Di passi suggestivi,
intimamente coinvolgenti, in quest’opera fascinosa non se ne contano. Eccone
uno a caso: in quella eterea dimensione post
mortem ipotizzata dalla Oppio, venuto meno anche il “linguaggio del corpo”,
tenerissima e toccante la sua dichiarata nostalgia per quel prezioso veicolo
puramente sensoriale, diremmo, che “con un abbraccio o uno sguardo” permetteva
ai viventi in carne ed ossa di esprimere molto più calore e trasporto affettivo di quanto non
sarebbe mai stato possibile nemmeno attraverso la più perfetta formulazione verbale del sentimento.
Vi aggiungerei una mia
personale perplessità pertinente: quel “pensiero telepatico” che nella fantasia
dell’autrice potrebbe configurarsi come il solo strumento di comunicazione
destinato a sussistere fra gli estinti, dopotutto rappresenta il dono più
gratificante al quale aspirare per un’eventuale eternità? Sarebbe un mezzo
estremo davvero auspicabile, non potendo in ogni caso affrancarsi -- neppure
quello! --dai vincoli imposti dalla
parola umana articolata? Ah, quella nostra venerata parola indispensabile, di
per sé semanticamente plurivoca e come tale ineluttabilmente infida, ambigua e
troppo spesso ingannevole anche quando non intenderebbe esserlo! Un dubbio
paradossale, il mio, che occasionalmente affligge ogni scrittore chino sul solo
ferro del mestiere di cui alla fin fine disponga.
Senz’altro ammirevole la
maestria della Oppio nel delineare con pochissimi, nudi tratti di penna quel coup de théâtre che conclude questo
romanzo; e non meno geniale, a mio giudizio, l’idea di presentare la fotografia
del bambino mutilato dall’atomica di Hiroshima come l’unico oggetto materiale
che rimanga visibile alla protagonista dopo il risveglio: quasi a voler suggerire che possa essere stata proprio la
presenza (presumibile fin dall’inizio?) di quell’immagine al capezzale della
paziente ad innescare tutto quanto il successivo
“sogno”distopico/utopico/eutopico durante la narcosi? Chissà, però, se questa
mia particolare ipotesi coincida davvero con le intenzioni dell’autrice. Fino a
che punto è significativo che, nel mezzo di altri quesiti rivolti al suo saggio
interlocutore, Danila Oppio (sotto le finte spoglie di Eve), citando
incidentalmente Demostene, avverta il bisogno di chiedergli: perché l’uomo crede vero ciò che desidera? Di questi tempi in cui ricorre sempre più spesso il neologismo
“post-verità”per indicare praticamente questo medesimo concetto, e designare un
tipo di arbitrio sempre più strisciante in ogni ambito della mentalità
contemporanea, ecco una domanda felicemente lasciata aperta, quindi – priva di
una qualche possibile risposta categorica, al pari di innumerevoli altre che
l’autrice ogni tanto si pone con encomiabile onestà intellettuale anche
riguardo alla effettiva correttezza interpretativa
del pensiero di scrittori e filosofi da
lei rammemorati nel corso delle
molteplici argomentazioni intraprese, per
insaziabile amore del Sapere lanciate con foga ora al di qua, ora al di là della fatidica “soglia”. E’ per noi uno spunto di riflessione in più
fra gli svariati stimoli pluridirezionali anche implicitamente (post-modernamente)

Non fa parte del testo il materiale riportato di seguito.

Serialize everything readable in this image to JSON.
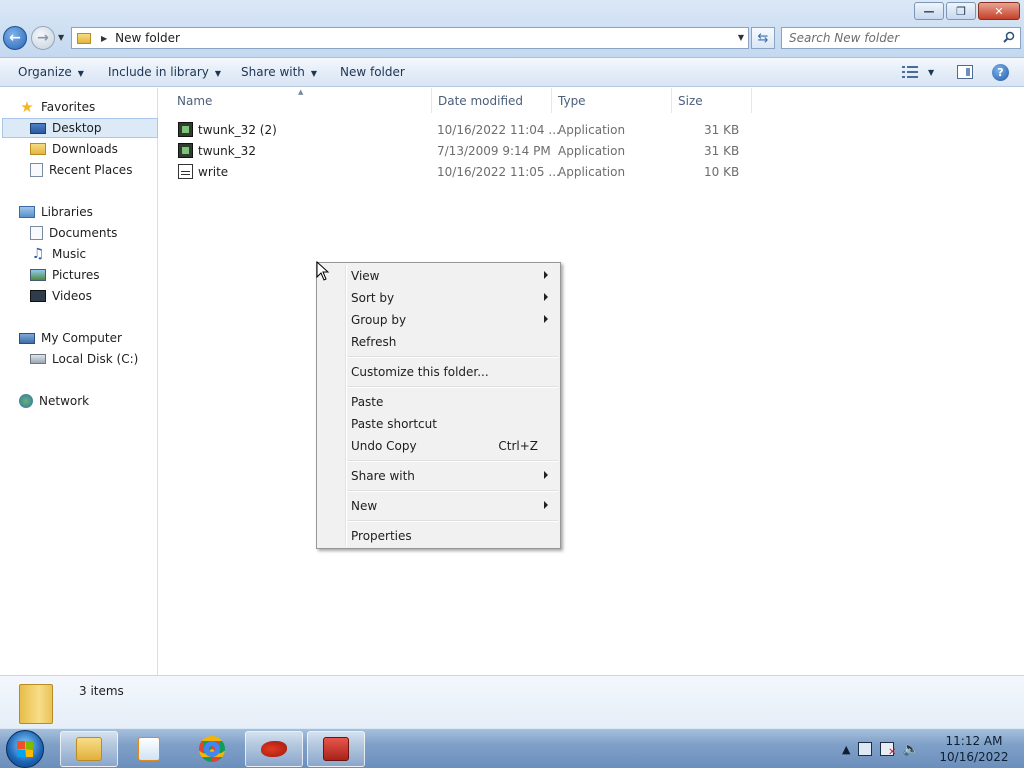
{
  "window": {
    "minimize_glyph": "—",
    "maximize_glyph": "❐",
    "close_glyph": "✕"
  },
  "address": {
    "path": "New folder",
    "search_placeholder": "Search New folder"
  },
  "toolbar": {
    "organize": "Organize",
    "include_in_library": "Include in library",
    "share_with": "Share with",
    "new_folder": "New folder",
    "help": "?"
  },
  "navpane": {
    "favorites": "Favorites",
    "desktop": "Desktop",
    "downloads": "Downloads",
    "recent_places": "Recent Places",
    "libraries": "Libraries",
    "documents": "Documents",
    "music": "Music",
    "pictures": "Pictures",
    "videos": "Videos",
    "my_computer": "My Computer",
    "local_disk": "Local Disk (C:)",
    "network": "Network"
  },
  "columns": {
    "name": "Name",
    "date_modified": "Date modified",
    "type": "Type",
    "size": "Size"
  },
  "files": [
    {
      "name": "twunk_32 (2)",
      "date": "10/16/2022 11:04 ...",
      "type": "Application",
      "size": "31 KB",
      "icon": "application-icon"
    },
    {
      "name": "twunk_32",
      "date": "7/13/2009 9:14 PM",
      "type": "Application",
      "size": "31 KB",
      "icon": "application-icon"
    },
    {
      "name": "write",
      "date": "10/16/2022 11:05 ...",
      "type": "Application",
      "size": "10 KB",
      "icon": "write-icon"
    }
  ],
  "context_menu": {
    "view": "View",
    "sort_by": "Sort by",
    "group_by": "Group by",
    "refresh": "Refresh",
    "customize": "Customize this folder...",
    "paste": "Paste",
    "paste_shortcut": "Paste shortcut",
    "undo_copy": "Undo Copy",
    "undo_copy_shortcut": "Ctrl+Z",
    "share_with": "Share with",
    "new": "New",
    "properties": "Properties"
  },
  "details": {
    "items_count": "3 items"
  },
  "taskbar": {
    "time": "11:12 AM",
    "date": "10/16/2022"
  },
  "colors": {
    "selection": "#dce9f7",
    "menu_bg": "#f1f1f1",
    "taskbar": "#7fa0c7"
  }
}
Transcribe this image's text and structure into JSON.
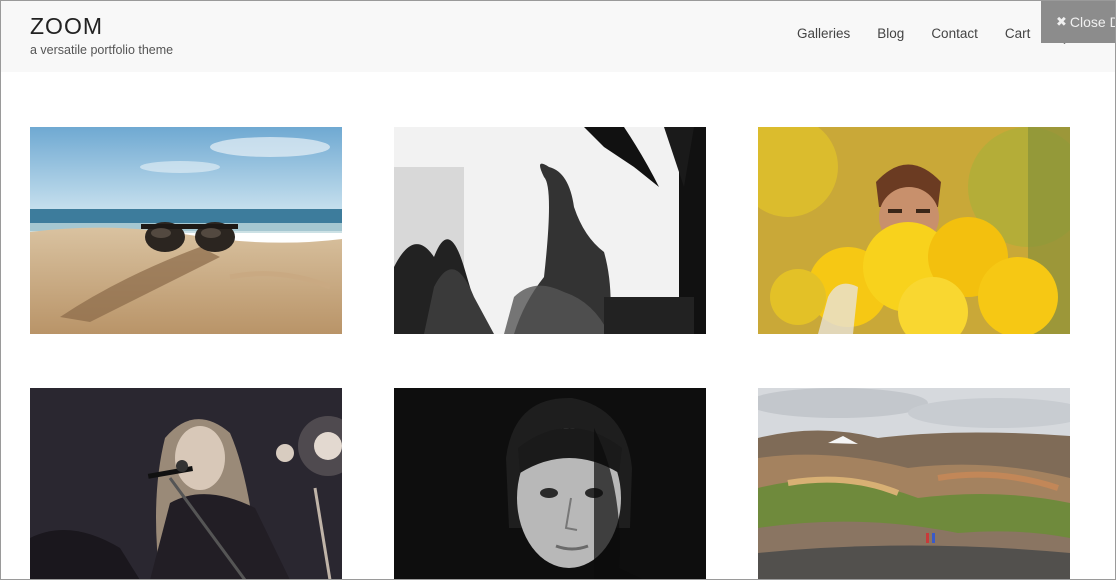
{
  "header": {
    "title": "ZOOM",
    "tagline": "a versatile portfolio theme"
  },
  "nav": {
    "items": [
      {
        "label": "Galleries"
      },
      {
        "label": "Blog"
      },
      {
        "label": "Contact"
      },
      {
        "label": "Cart"
      }
    ],
    "search_icon": "search-icon"
  },
  "close_demo": {
    "icon": "close-icon",
    "label": "Close D"
  },
  "gallery": {
    "items": [
      {
        "subject": "sunglasses-on-beach-sand",
        "icon": "photo"
      },
      {
        "subject": "silhouette-double-exposure-palm",
        "icon": "photo"
      },
      {
        "subject": "man-yellow-smoke",
        "icon": "photo"
      },
      {
        "subject": "singer-with-microphone",
        "icon": "photo"
      },
      {
        "subject": "portrait-woman-dark",
        "icon": "photo"
      },
      {
        "subject": "colorful-mountains-landscape",
        "icon": "photo"
      }
    ]
  },
  "colors": {
    "header_bg": "#f8f8f8",
    "close_demo_bg": "#8c8c8c",
    "text_dark": "#222222",
    "nav_text": "#444444"
  }
}
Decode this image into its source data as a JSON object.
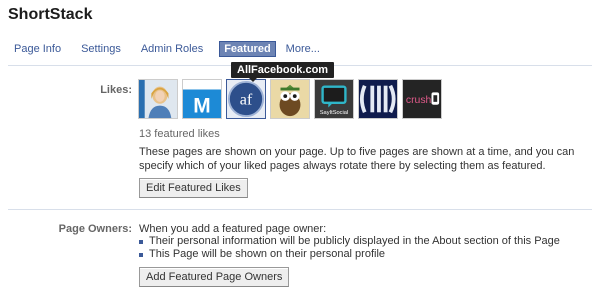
{
  "app": {
    "title": "ShortStack"
  },
  "tabs": [
    {
      "label": "Page Info",
      "active": false
    },
    {
      "label": "Settings",
      "active": false
    },
    {
      "label": "Admin Roles",
      "active": false
    },
    {
      "label": "Featured",
      "active": true
    },
    {
      "label": "More...",
      "active": false
    }
  ],
  "likes": {
    "label": "Likes:",
    "tooltip": "AllFacebook.com",
    "thumbnails": [
      {
        "name": "person-photo"
      },
      {
        "name": "m-logo",
        "text": "M"
      },
      {
        "name": "af-logo",
        "text": "af"
      },
      {
        "name": "cartoon-mascot"
      },
      {
        "name": "saysocial-logo",
        "text": "SayItSocial"
      },
      {
        "name": "blue-stripes-logo"
      },
      {
        "name": "crush-logo",
        "text": "crush"
      }
    ],
    "count_text": "13 featured likes",
    "description": "These pages are shown on your page. Up to five pages are shown at a time, and you can specify which of your liked pages always rotate there by selecting them as featured.",
    "edit_button": "Edit Featured Likes"
  },
  "owners": {
    "label": "Page Owners:",
    "intro": "When you add a featured page owner:",
    "items": [
      "Their personal information will be publicly displayed in the About section of this Page",
      "This Page will be shown on their personal profile"
    ],
    "add_button": "Add Featured Page Owners"
  },
  "colors": {
    "link": "#3b5998",
    "active_tab": "#6d84b4",
    "divider": "#d8dfea"
  }
}
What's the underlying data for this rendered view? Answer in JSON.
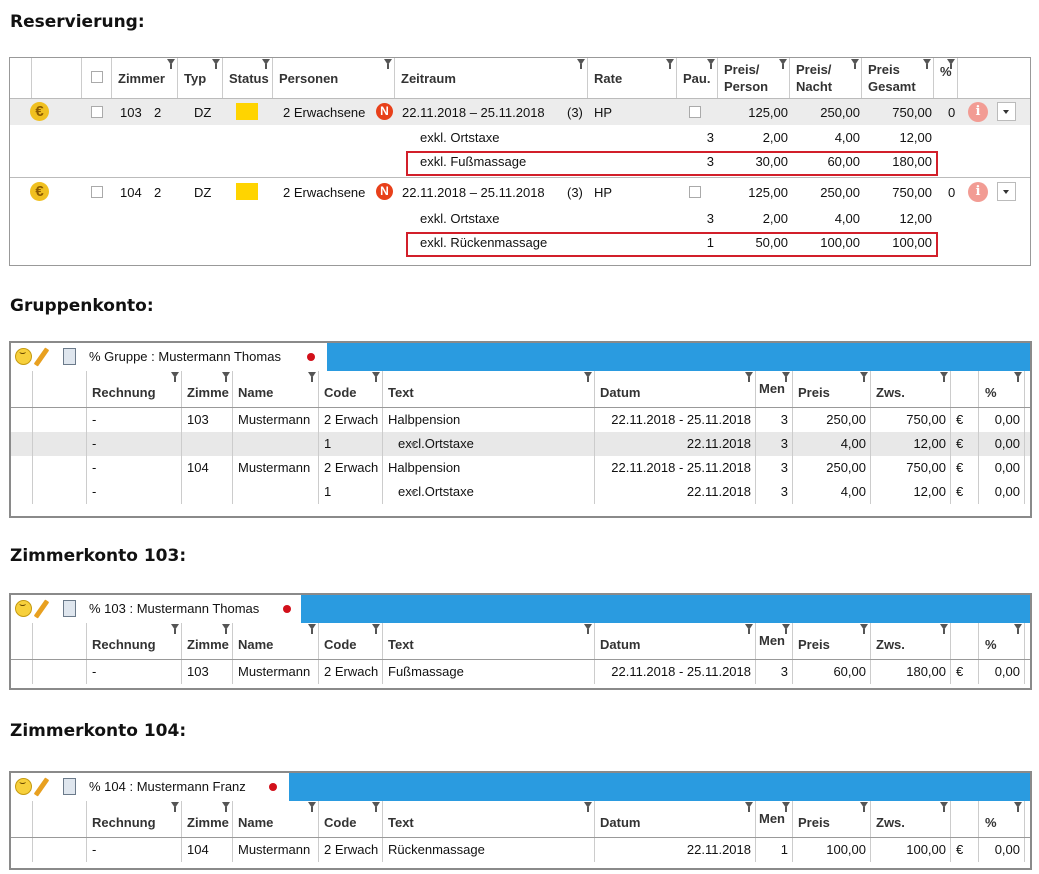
{
  "headings": {
    "reservierung": "Reservierung:",
    "gruppenkonto": "Gruppenkonto:",
    "zimmerkonto103": "Zimmerkonto 103:",
    "zimmerkonto104": "Zimmerkonto 104:"
  },
  "reservation": {
    "columns": {
      "zimmer": "Zimmer",
      "typ": "Typ",
      "status": "Status",
      "personen": "Personen",
      "zeitraum": "Zeitraum",
      "rate": "Rate",
      "pau": "Pau.",
      "preis_person_1": "Preis/",
      "preis_person_2": "Person",
      "preis_nacht_1": "Preis/",
      "preis_nacht_2": "Nacht",
      "preis_gesamt_1": "Preis",
      "preis_gesamt_2": "Gesamt",
      "pct": "%"
    },
    "bookings": [
      {
        "room": "103",
        "count": "2",
        "typ": "DZ",
        "personen": "2 Erwachsene",
        "badge": "N",
        "zeitraum": "22.11.2018 – 25.11.2018",
        "nights": "(3)",
        "rate": "HP",
        "preis_person": "125,00",
        "preis_nacht": "250,00",
        "preis_gesamt": "750,00",
        "pct": "0",
        "extras": [
          {
            "text": "exkl. Ortstaxe",
            "qty": "3",
            "pp": "2,00",
            "pn": "4,00",
            "pg": "12,00",
            "highlight": false
          },
          {
            "text": "exkl. Fußmassage",
            "qty": "3",
            "pp": "30,00",
            "pn": "60,00",
            "pg": "180,00",
            "highlight": true
          }
        ]
      },
      {
        "room": "104",
        "count": "2",
        "typ": "DZ",
        "personen": "2 Erwachsene",
        "badge": "N",
        "zeitraum": "22.11.2018 – 25.11.2018",
        "nights": "(3)",
        "rate": "HP",
        "preis_person": "125,00",
        "preis_nacht": "250,00",
        "preis_gesamt": "750,00",
        "pct": "0",
        "extras": [
          {
            "text": "exkl. Ortstaxe",
            "qty": "3",
            "pp": "2,00",
            "pn": "4,00",
            "pg": "12,00",
            "highlight": false
          },
          {
            "text": "exkl. Rückenmassage",
            "qty": "1",
            "pp": "50,00",
            "pn": "100,00",
            "pg": "100,00",
            "highlight": true
          }
        ]
      }
    ],
    "icons": {
      "euro": "euro-coin-icon",
      "info": "info-icon",
      "dropdown": "chevron-down-icon"
    },
    "colors": {
      "status": "#ffd400",
      "highlight_border": "#d21f2a"
    }
  },
  "account_columns": {
    "rechnung": "Rechnung",
    "zimmer": "Zimme",
    "name": "Name",
    "code": "Code",
    "text": "Text",
    "datum": "Datum",
    "menge": "Men",
    "preis": "Preis",
    "zws": "Zws.",
    "pct": "%"
  },
  "group_account": {
    "tab_label": "% Gruppe :  Mustermann Thomas",
    "rows": [
      {
        "rechnung": "-",
        "zimmer": "103",
        "name": "Mustermann",
        "code": "2 Erwach",
        "excl": "",
        "text": "Halbpension",
        "datum": "22.11.2018 - 25.11.2018",
        "menge": "3",
        "preis": "250,00",
        "zws": "750,00",
        "cur": "€",
        "pct": "0,00"
      },
      {
        "rechnung": "-",
        "zimmer": "",
        "name": "",
        "code": "1",
        "excl": "excl.",
        "text": "Ortstaxe",
        "datum": "22.11.2018",
        "menge": "3",
        "preis": "4,00",
        "zws": "12,00",
        "cur": "€",
        "pct": "0,00"
      },
      {
        "rechnung": "-",
        "zimmer": "104",
        "name": "Mustermann",
        "code": "2 Erwach",
        "excl": "",
        "text": "Halbpension",
        "datum": "22.11.2018 - 25.11.2018",
        "menge": "3",
        "preis": "250,00",
        "zws": "750,00",
        "cur": "€",
        "pct": "0,00"
      },
      {
        "rechnung": "-",
        "zimmer": "",
        "name": "",
        "code": "1",
        "excl": "excl.",
        "text": "Ortstaxe",
        "datum": "22.11.2018",
        "menge": "3",
        "preis": "4,00",
        "zws": "12,00",
        "cur": "€",
        "pct": "0,00"
      }
    ]
  },
  "room103_account": {
    "tab_label": "% 103 :  Mustermann Thomas",
    "rows": [
      {
        "rechnung": "-",
        "zimmer": "103",
        "name": "Mustermann",
        "code": "2 Erwach",
        "text": "Fußmassage",
        "datum": "22.11.2018 - 25.11.2018",
        "menge": "3",
        "preis": "60,00",
        "zws": "180,00",
        "cur": "€",
        "pct": "0,00"
      }
    ]
  },
  "room104_account": {
    "tab_label": "% 104 :  Mustermann Franz",
    "rows": [
      {
        "rechnung": "-",
        "zimmer": "104",
        "name": "Mustermann",
        "code": "2 Erwach",
        "text": "Rückenmassage",
        "datum": "22.11.2018",
        "menge": "1",
        "preis": "100,00",
        "zws": "100,00",
        "cur": "€",
        "pct": "0,00"
      }
    ]
  },
  "tab_icons": [
    "smiley-icon",
    "pencil-icon",
    "calculator-icon",
    "status-dot-icon"
  ],
  "colors": {
    "tab_bar": "#2a9be0",
    "status_dot": "#d2101a"
  }
}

offerti da quest’opera composita al lettore meno distratto. Almeno un lettore,
intendo, davvero desideroso di raccogliere la tacita sfida a volersi addestrare
anche in questa maniera allo scopo di poter poi sondare con crescente sagacia
quel vasto acquitrino di subdole mezze
verità/mezze falsità/post-verità che i mass media ci
4.
costringono a guadare ogni
giorno col fiatone, oppure ad allontanarcene con stizza o apatica insofferenza;
e farlo non già per puro gioco sportivo, per il gusto di presentarci come
candidati provetti a qualche nuovo telequiz di successo, anzi: per decidere di
schierarci lancia in resta contro quel genere di vacuo nozionismo fagocitante,
dinanzi al quale l’autentica cultura sembra sempre più prossima a
capitolare.
Chiuso il volumetto, subito
perdonata come trascurabile qualsiasi svista di quelle che inevitabilmente
sfuggono anche all’editing più
scrupoloso, quale l’invito più forte che ci è dato enucleare e voler più di
ogni altro custodire? Credo sia in definitiva riconducibile ad una (logora?
risaputa? obsoleta?) citazione di fatto
mancante e tuttavia onnipresente tra le pagine in vario modo eloquenti
di questo piccolo-grande libro, dove ci viene indicato con sicura coerenza come
“volontà” ed “azione etica” siano decisivi
fattori-guida che dovrebbero saper rettamente coesistere fino ad
identificarsi del tutto anziché contendersi il campo con dissennata ostinazione
nel comportamento umano; e tanto più oggi che la tremenda posta in gioco è la
già precaria sopravvivenza di questo nostro minuscolo globo terrestre, ahimè
una miseranda “aiuola che ci fa tanto
feroci” se osservato dall’alto dei cieli eppure l’unico spazio vitale che in sorte ci sia stato assegnato e sul
quale, per il momento, ci sia ancora permesso di soggiornare:
“Due cose riempiono l’animo di ammirazione sempre nuova e crescente
quanto più spesso ed accuratamente la riflessione se ne occupa: il firmamento
stellato sopra di me e la legge morale dentro di me.”
Come non voler sottolineare
un ‘grazie di vero cuore’ all’amica Danila per essere riuscita tanto bene a
rammentarmene la sempiterna veridicità –- e non solo “telepaticamente”,
attraverso le assidue testimonianze di una sincera vicinanza spirituale, ma
regalandomi anche il sapore di questo
succulento frutto delle sue migliori propensioni creative: una fulgida prova
concreta di come i confini tra phantasia e imaginatio vera magicamente si
annullino quando l’aspirazione ultima di
uno scrittore sia di poter produrre “arte per la vita”.